O Ministério Público de Santa Catarina, no entanto, só tem os registros
das negativas do promotor de forma estruturada a partir de 2015, quando
os novos processos passaram a ser totalmente eletrônicos. Em 2015, o
promotor entrou com 17 pedidos de anulação de casamentos homoafetivos,
em 2016 foram mais 17 pedidos e em 2017 ele se manifestou contrário 27
vezes. Neste ano, com o caso de Adrieli já são oito pedidos.
OAB se manifesta — “Esse novo pedido será indeferido, como
ocorreu com os outros casos. O promotor faz uma interpretação da
Constituição ao dizer que ela só permitiria casamento entre homens e
mulheres. No recurso julgado pelo Supremo foi analisado o efeito da
norma negativa, que nós juristas conhecemos como Lei de Kelsen, que
aponta justamente que a Constituição não proíbe em nenhum momento o
casamento entre pessoas do mesmo sexo. Nós já nos manifestamos e vamos
novamente nos manifestarmos contra essa postura do promotor”, afirmou
Margareth Hernandes, presidente da Comissão de Direito Homoafetivo e
Gênero da OAB/SC.
Para Margareth, a situação ocorre devido a falta de legislações que
explicitem o direito de pessoas do mesmo sexo em constituir família e
casarem. “Hoje o que temos é uma jurisprudência do Supremo, mas se
tivéssemos regulado a lei do casamento entre pessoas do mesmo sexo ou o
Estatuto da Diversidade aprovado essa situação seria mais improvável. O
que temos aqui é um promotor desrespeitando a hierarquia do nosso
ordenamento jurídico com base no que está na Constituição”, disse.

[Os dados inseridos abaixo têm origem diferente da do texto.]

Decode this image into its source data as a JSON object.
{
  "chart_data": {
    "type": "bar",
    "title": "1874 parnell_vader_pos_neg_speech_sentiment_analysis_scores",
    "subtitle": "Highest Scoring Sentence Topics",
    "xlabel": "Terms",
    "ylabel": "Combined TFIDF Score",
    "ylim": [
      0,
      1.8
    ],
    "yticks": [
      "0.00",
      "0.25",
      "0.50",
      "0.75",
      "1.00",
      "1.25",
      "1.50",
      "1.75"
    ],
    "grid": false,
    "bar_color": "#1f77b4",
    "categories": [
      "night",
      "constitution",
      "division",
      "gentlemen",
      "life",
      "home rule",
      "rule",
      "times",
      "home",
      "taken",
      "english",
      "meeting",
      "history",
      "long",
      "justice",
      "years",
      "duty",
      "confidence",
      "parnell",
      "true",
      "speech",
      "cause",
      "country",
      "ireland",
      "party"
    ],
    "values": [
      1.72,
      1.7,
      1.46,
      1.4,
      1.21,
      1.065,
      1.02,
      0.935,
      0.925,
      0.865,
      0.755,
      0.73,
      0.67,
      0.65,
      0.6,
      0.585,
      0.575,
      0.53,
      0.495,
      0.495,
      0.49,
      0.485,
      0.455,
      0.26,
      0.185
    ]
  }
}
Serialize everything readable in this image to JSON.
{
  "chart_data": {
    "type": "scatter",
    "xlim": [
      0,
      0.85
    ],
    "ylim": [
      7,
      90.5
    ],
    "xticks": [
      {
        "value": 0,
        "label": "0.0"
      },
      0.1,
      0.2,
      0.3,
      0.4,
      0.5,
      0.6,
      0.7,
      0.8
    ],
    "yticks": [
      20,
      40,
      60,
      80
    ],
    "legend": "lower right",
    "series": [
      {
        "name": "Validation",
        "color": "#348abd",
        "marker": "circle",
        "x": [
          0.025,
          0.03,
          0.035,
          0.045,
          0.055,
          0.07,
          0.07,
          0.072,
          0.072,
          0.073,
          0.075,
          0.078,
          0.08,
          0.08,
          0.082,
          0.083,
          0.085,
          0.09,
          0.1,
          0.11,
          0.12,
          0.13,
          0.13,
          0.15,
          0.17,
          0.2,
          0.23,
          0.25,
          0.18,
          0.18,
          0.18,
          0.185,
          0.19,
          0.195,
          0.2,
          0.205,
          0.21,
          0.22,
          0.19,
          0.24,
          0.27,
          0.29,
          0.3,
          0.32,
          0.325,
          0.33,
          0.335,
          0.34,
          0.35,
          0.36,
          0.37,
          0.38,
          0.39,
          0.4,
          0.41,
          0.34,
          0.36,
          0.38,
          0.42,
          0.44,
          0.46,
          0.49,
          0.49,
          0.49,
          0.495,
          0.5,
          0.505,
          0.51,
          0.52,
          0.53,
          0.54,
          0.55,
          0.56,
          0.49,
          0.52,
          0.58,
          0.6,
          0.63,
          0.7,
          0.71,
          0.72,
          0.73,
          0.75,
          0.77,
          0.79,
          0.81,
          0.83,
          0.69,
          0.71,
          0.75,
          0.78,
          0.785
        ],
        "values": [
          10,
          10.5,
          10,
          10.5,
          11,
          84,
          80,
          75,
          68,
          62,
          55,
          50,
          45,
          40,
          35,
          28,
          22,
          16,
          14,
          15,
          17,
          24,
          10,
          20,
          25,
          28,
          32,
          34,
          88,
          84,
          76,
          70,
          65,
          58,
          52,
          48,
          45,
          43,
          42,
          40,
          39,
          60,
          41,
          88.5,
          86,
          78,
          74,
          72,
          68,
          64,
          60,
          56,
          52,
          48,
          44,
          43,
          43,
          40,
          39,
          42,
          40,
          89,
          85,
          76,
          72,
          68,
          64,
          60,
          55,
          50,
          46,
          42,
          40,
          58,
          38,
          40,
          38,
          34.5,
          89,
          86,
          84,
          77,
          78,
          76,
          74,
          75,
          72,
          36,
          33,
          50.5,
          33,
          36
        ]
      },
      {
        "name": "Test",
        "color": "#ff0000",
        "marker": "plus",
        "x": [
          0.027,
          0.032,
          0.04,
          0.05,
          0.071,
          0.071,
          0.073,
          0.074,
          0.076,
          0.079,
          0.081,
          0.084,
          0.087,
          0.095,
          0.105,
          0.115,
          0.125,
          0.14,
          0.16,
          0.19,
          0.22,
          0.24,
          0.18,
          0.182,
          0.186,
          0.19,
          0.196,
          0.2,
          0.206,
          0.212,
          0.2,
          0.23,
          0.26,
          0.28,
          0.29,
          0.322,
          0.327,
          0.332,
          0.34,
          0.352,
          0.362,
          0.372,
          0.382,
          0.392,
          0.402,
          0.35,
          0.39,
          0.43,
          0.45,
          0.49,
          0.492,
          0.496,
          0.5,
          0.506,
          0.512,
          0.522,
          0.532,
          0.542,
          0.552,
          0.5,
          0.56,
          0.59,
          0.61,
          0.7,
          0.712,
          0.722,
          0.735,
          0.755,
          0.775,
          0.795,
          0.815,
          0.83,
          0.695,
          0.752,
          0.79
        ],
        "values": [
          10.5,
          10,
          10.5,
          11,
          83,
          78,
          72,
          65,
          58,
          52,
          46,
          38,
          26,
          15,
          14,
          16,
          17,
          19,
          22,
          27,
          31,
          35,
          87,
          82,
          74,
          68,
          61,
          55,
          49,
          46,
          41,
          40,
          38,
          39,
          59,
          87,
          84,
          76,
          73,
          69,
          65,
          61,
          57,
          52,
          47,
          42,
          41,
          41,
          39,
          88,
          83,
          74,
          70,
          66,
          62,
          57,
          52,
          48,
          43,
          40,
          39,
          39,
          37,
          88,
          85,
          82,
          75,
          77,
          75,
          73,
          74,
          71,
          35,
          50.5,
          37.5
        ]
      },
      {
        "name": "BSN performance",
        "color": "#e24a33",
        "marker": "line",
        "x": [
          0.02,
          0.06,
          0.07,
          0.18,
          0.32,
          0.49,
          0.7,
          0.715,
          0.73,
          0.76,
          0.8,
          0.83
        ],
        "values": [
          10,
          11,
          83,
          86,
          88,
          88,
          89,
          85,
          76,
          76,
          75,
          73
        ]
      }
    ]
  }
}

'Devoto' — O promotor não quis conceder entrevistas, mas emitiu
nota onde se diz “devoto do Estado de Direito” e que no Brasil,
casamento, só “existe entre homem e mulher”. Leia a íntegra:
“O promotor de Justiça signatário não 'conversa' com ninguém sobre os processos — quaisquer que sejam — que lhe caem às mãos. Atua nos autos, só 'fala' nos autos. Nesta esteira, não concede entrevistas e não 'defende' os pareceres — autoexplicativos, de resto — que emite. Devoto do Estado de Direito, só presta contas — e o faz, diuturnamente — à Constituição e às Leis. No caso em tela, a Carta da República (art. 226, § 3º) é de solar clareza: no Brasil, casamento somente existe entre homem E mulher. E Resolução — nº 175 do CNJ, que autorizou o enlace entre pessoas do mesmo sexo — não pode, jamais, se sobrepor à Lei, notadamente à Lex Máxima. Daí, e somente daí, as impugnações que oferta. Daí os recursos que interpõe. Com a palavra — à derradeira —, o foro próprio, o Congresso Nacional!”